The safety and MTD of belinostat have been previously described (Steele et al, 2008). We now present data from a phase I trial of a first-in-man combination of the HDAC inhibitor with carboplatin and/or paclitaxel, BelCaP. Carboplatin and paclitaxel were well tolerated with no evidence of DLT up to the maximum administered dose of 1000 mg m−2 per day belinostat with BelCaP at standard doses. The most common toxicities were gastrointestinal and constitutional, often associated with BelCaP alone and seen with single agent belinostat. However, there was no evidence that the incidence or severity of these, or of haematological toxicity, increased with the combination. It should be noted that there was no evidence of significant cardiac toxicity, which has been associated with HDAC inhibitors.

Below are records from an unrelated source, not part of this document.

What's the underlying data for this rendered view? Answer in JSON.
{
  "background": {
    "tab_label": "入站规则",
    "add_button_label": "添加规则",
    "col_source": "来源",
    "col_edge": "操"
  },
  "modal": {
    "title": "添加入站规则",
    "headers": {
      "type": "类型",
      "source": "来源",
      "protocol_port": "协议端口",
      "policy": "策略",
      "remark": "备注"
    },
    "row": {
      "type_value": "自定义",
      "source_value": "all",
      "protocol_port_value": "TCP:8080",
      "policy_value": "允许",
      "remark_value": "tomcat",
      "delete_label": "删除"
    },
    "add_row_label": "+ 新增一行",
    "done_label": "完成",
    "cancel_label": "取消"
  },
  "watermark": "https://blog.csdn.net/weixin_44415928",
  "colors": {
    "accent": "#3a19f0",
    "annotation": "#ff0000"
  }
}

The toxicity profile of BelCaP was favourable and grade III/IV neutropenia was reported in 26% of the patients and this was probably attributed to BelCaP. Ramalingan et al reported that the combination of the HDAC inhibitor vorinostat with BelCaP, resulted in grade III/IV neutropenia in 50% of the patients, but in their study the dose of BelCaP was higher than in the present study (Ramalingam et al, 2007a). Furthermore, when valproic acid was combined with epirubicin, neurological DLTs were attributed to valproate with no exacerbation of epirubicin-related myelosuppression (Munster et al, 2007). However, grade II–III QTc prolongation was seen in approximately 25% of patients in that study and as previously reported, this was, in nearly all cases, associated with electrolyte abnormalities (Munster et al, 2007; Piekarz et al, 2006).

PK results for belinostat showed that there was a dose-proportional increase in belinostat exposure with increasing dose and that there was no accumulation with repeat dosing. There seemed to be no significant change in the PK parameters of belinostat with the addition of BelCaP when compared with the PK parameters seen in the single-agent phase I study (Steele et al, 2008). The similarity between the PK parameters of BelCaP in this study with historical controls, suggests that this combination is feasible, although such a comparison with historical data has its limitations.

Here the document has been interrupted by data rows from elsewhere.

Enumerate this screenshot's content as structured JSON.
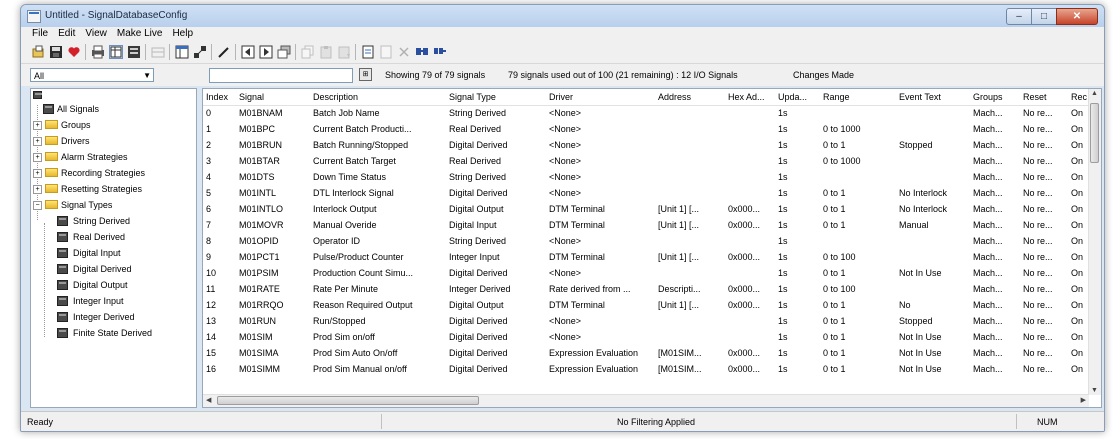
{
  "window": {
    "title": "Untitled - SignalDatabaseConfig",
    "controls": {
      "minimize": "–",
      "maximize": "□",
      "close": "✕"
    }
  },
  "menu": [
    "File",
    "Edit",
    "View",
    "Make Live",
    "Help"
  ],
  "toolbar": {
    "icons": [
      "open-icon",
      "save-icon",
      "heart-icon",
      "print-icon",
      "view-grid-icon",
      "view-list-icon",
      "disabled-table-icon",
      "table-icon",
      "connect-icon",
      "edit-pen-icon",
      "prev-record-icon",
      "next-record-icon",
      "copy-window-icon",
      "copy-icon",
      "paste-icon",
      "paste-special-icon",
      "new-document-icon",
      "disabled-doc-icon",
      "delete-x-icon",
      "find-icon",
      "find-replace-icon"
    ]
  },
  "filterbar": {
    "group_value": "All",
    "search_value": "",
    "showing": "Showing 79 of 79 signals",
    "usage": "79 signals used out of 100 (21 remaining) :  12 I/O Signals",
    "changes": "Changes Made"
  },
  "tree": {
    "root": "All Signals",
    "folders": [
      "Groups",
      "Drivers",
      "Alarm Strategies",
      "Recording Strategies",
      "Resetting Strategies",
      "Signal Types"
    ],
    "signal_types": [
      "String Derived",
      "Real Derived",
      "Digital Input",
      "Digital Derived",
      "Digital Output",
      "Integer Input",
      "Integer Derived",
      "Finite State Derived"
    ]
  },
  "grid": {
    "columns": [
      "Index",
      "Signal",
      "Description",
      "Signal Type",
      "Driver",
      "Address",
      "Hex Ad...",
      "Upda...",
      "Range",
      "Event Text",
      "Groups",
      "Reset",
      "Rec"
    ],
    "rows": [
      [
        "0",
        "M01BNAM",
        "Batch Job Name",
        "String Derived",
        "<None>",
        "",
        "",
        "1s",
        "",
        "",
        "Mach...",
        "No re...",
        "On"
      ],
      [
        "1",
        "M01BPC",
        "Current Batch Producti...",
        "Real Derived",
        "<None>",
        "",
        "",
        "1s",
        "0 to 1000",
        "",
        "Mach...",
        "No re...",
        "On"
      ],
      [
        "2",
        "M01BRUN",
        "Batch Running/Stopped",
        "Digital Derived",
        "<None>",
        "",
        "",
        "1s",
        "0 to 1",
        "Stopped",
        "Mach...",
        "No re...",
        "On"
      ],
      [
        "3",
        "M01BTAR",
        "Current Batch Target",
        "Real Derived",
        "<None>",
        "",
        "",
        "1s",
        "0 to 1000",
        "",
        "Mach...",
        "No re...",
        "On"
      ],
      [
        "4",
        "M01DTS",
        "Down Time Status",
        "String Derived",
        "<None>",
        "",
        "",
        "1s",
        "",
        "",
        "Mach...",
        "No re...",
        "On"
      ],
      [
        "5",
        "M01INTL",
        "DTL Interlock Signal",
        "Digital Derived",
        "<None>",
        "",
        "",
        "1s",
        "0 to 1",
        "No Interlock",
        "Mach...",
        "No re...",
        "On"
      ],
      [
        "6",
        "M01INTLO",
        "Interlock Output",
        "Digital Output",
        "DTM Terminal",
        "[Unit 1] [...",
        "0x000...",
        "1s",
        "0 to 1",
        "No Interlock",
        "Mach...",
        "No re...",
        "On"
      ],
      [
        "7",
        "M01MOVR",
        "Manual Overide",
        "Digital Input",
        "DTM Terminal",
        "[Unit 1] [...",
        "0x000...",
        "1s",
        "0 to 1",
        "Manual",
        "Mach...",
        "No re...",
        "On"
      ],
      [
        "8",
        "M01OPID",
        "Operator ID",
        "String Derived",
        "<None>",
        "",
        "",
        "1s",
        "",
        "",
        "Mach...",
        "No re...",
        "On"
      ],
      [
        "9",
        "M01PCT1",
        "Pulse/Product Counter",
        "Integer Input",
        "DTM Terminal",
        "[Unit 1] [...",
        "0x000...",
        "1s",
        "0 to 100",
        "",
        "Mach...",
        "No re...",
        "On"
      ],
      [
        "10",
        "M01PSIM",
        "Production Count Simu...",
        "Digital Derived",
        "<None>",
        "",
        "",
        "1s",
        "0 to 1",
        "Not In Use",
        "Mach...",
        "No re...",
        "On"
      ],
      [
        "11",
        "M01RATE",
        "Rate Per Minute",
        "Integer Derived",
        "Rate derived from ...",
        "Descripti...",
        "0x000...",
        "1s",
        "0 to 100",
        "",
        "Mach...",
        "No re...",
        "On"
      ],
      [
        "12",
        "M01RRQO",
        "Reason Required Output",
        "Digital Output",
        "DTM Terminal",
        "[Unit 1] [...",
        "0x000...",
        "1s",
        "0 to 1",
        "No",
        "Mach...",
        "No re...",
        "On"
      ],
      [
        "13",
        "M01RUN",
        "Run/Stopped",
        "Digital Derived",
        "<None>",
        "",
        "",
        "1s",
        "0 to 1",
        "Stopped",
        "Mach...",
        "No re...",
        "On"
      ],
      [
        "14",
        "M01SIM",
        "Prod Sim on/off",
        "Digital Derived",
        "<None>",
        "",
        "",
        "1s",
        "0 to 1",
        "Not In Use",
        "Mach...",
        "No re...",
        "On"
      ],
      [
        "15",
        "M01SIMA",
        "Prod Sim Auto On/off",
        "Digital Derived",
        "Expression Evaluation",
        "[M01SIM...",
        "0x000...",
        "1s",
        "0 to 1",
        "Not In Use",
        "Mach...",
        "No re...",
        "On"
      ],
      [
        "16",
        "M01SIMM",
        "Prod Sim Manual on/off",
        "Digital Derived",
        "Expression Evaluation",
        "[M01SIM...",
        "0x000...",
        "1s",
        "0 to 1",
        "Not In Use",
        "Mach...",
        "No re...",
        "On"
      ]
    ]
  },
  "status": {
    "ready": "Ready",
    "filter": "No Filtering Applied",
    "num": "NUM"
  }
}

Encouragingly, BelCaP showed evidence of clinical activity in heavily pre-treated patients, including those previously exposed to Pt therapy. As a result of the clinical benefit in a patient with metastatic TC of the bladder to bone, an expansion cohort of BelCaP was initiated in patients with this tumour type.

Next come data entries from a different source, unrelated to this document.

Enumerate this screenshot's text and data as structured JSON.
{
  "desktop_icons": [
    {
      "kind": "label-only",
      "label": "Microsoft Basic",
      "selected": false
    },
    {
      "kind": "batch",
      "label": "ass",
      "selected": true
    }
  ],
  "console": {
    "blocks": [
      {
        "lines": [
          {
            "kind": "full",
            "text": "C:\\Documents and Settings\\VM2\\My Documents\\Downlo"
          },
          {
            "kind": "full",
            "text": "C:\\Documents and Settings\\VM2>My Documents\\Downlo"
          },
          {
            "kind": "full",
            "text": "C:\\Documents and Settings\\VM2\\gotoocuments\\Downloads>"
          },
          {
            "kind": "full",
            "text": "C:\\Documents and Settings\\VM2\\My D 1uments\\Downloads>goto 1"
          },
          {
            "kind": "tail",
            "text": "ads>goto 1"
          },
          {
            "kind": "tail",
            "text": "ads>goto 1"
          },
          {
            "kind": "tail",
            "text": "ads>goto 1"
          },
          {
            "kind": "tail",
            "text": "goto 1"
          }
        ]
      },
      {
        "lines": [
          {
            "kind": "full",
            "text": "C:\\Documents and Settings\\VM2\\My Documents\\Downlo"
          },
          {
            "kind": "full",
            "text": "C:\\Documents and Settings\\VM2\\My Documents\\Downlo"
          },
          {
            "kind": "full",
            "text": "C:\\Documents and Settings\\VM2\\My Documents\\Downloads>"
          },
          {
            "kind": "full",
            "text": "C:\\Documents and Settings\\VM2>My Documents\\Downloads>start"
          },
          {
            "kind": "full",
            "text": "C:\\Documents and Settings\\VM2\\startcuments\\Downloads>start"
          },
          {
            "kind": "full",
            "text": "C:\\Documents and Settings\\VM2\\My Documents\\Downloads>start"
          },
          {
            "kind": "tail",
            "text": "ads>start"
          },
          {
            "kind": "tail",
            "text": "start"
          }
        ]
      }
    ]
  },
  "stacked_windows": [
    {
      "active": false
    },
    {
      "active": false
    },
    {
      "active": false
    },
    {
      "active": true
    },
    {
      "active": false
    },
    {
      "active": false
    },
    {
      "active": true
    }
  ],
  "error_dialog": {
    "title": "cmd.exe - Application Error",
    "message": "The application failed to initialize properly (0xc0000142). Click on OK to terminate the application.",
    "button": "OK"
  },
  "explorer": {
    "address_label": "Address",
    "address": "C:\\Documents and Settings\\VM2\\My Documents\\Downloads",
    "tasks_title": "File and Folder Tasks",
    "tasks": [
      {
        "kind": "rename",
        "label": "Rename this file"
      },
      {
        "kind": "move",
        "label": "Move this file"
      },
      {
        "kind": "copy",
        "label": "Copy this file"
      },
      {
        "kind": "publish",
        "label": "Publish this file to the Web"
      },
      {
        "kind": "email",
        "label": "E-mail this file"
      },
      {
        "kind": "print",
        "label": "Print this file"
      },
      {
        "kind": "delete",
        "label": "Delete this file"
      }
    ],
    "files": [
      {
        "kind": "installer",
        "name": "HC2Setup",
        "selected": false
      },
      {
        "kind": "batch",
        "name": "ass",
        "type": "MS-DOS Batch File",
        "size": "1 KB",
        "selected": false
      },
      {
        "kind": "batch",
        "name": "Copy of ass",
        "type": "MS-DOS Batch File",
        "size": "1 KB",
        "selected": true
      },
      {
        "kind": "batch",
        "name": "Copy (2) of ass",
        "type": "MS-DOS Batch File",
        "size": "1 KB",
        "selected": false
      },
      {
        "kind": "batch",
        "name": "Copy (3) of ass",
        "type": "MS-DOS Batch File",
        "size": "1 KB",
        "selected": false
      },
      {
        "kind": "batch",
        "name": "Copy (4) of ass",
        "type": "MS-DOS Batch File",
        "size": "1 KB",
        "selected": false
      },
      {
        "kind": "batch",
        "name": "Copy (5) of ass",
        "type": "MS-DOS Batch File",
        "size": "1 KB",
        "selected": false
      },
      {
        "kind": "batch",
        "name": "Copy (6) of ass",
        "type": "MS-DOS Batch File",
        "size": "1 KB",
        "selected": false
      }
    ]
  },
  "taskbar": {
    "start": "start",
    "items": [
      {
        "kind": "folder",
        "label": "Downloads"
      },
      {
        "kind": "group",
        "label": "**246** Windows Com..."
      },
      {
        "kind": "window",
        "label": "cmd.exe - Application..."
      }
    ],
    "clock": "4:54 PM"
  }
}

Clinical efficacy has been observed with other combinations of an HDAC inhibitor and cytotoxic chemotherapy. A total of 9 of 41 patients, with a variety of solid tumours, including prostate, pancreatic, melanoma and cervical cancer, responded to valproic acid with epirubicin; in a phase II portion of this study, 64% of patients with breast cancer responded to treatment (Munster et al, 2009). In the study of Ramalingam et al of 25 patients treated with vorinostat and BelCaP, 10 patients with non-small-cell lung and 1 patient with head and neck cancer showed a PR (Ramalingam et al, 2007a). However, the majority of patients (82%) was chemotherapy naive. The efficacy of this belinostat combination fares favourably and merits further evaluation.

In summary, the combination of belinostat (100 mg m2 per day) with carboplatin AUC5 and paclitaxel (175 mg m−2) is well tolerated, with no evidence of any PK interaction. Recruitment of patients to two expansion cohorts of ovarian cancer and TCC of bladder has recently been completed and an evaluation in patients with CUP is ongoing.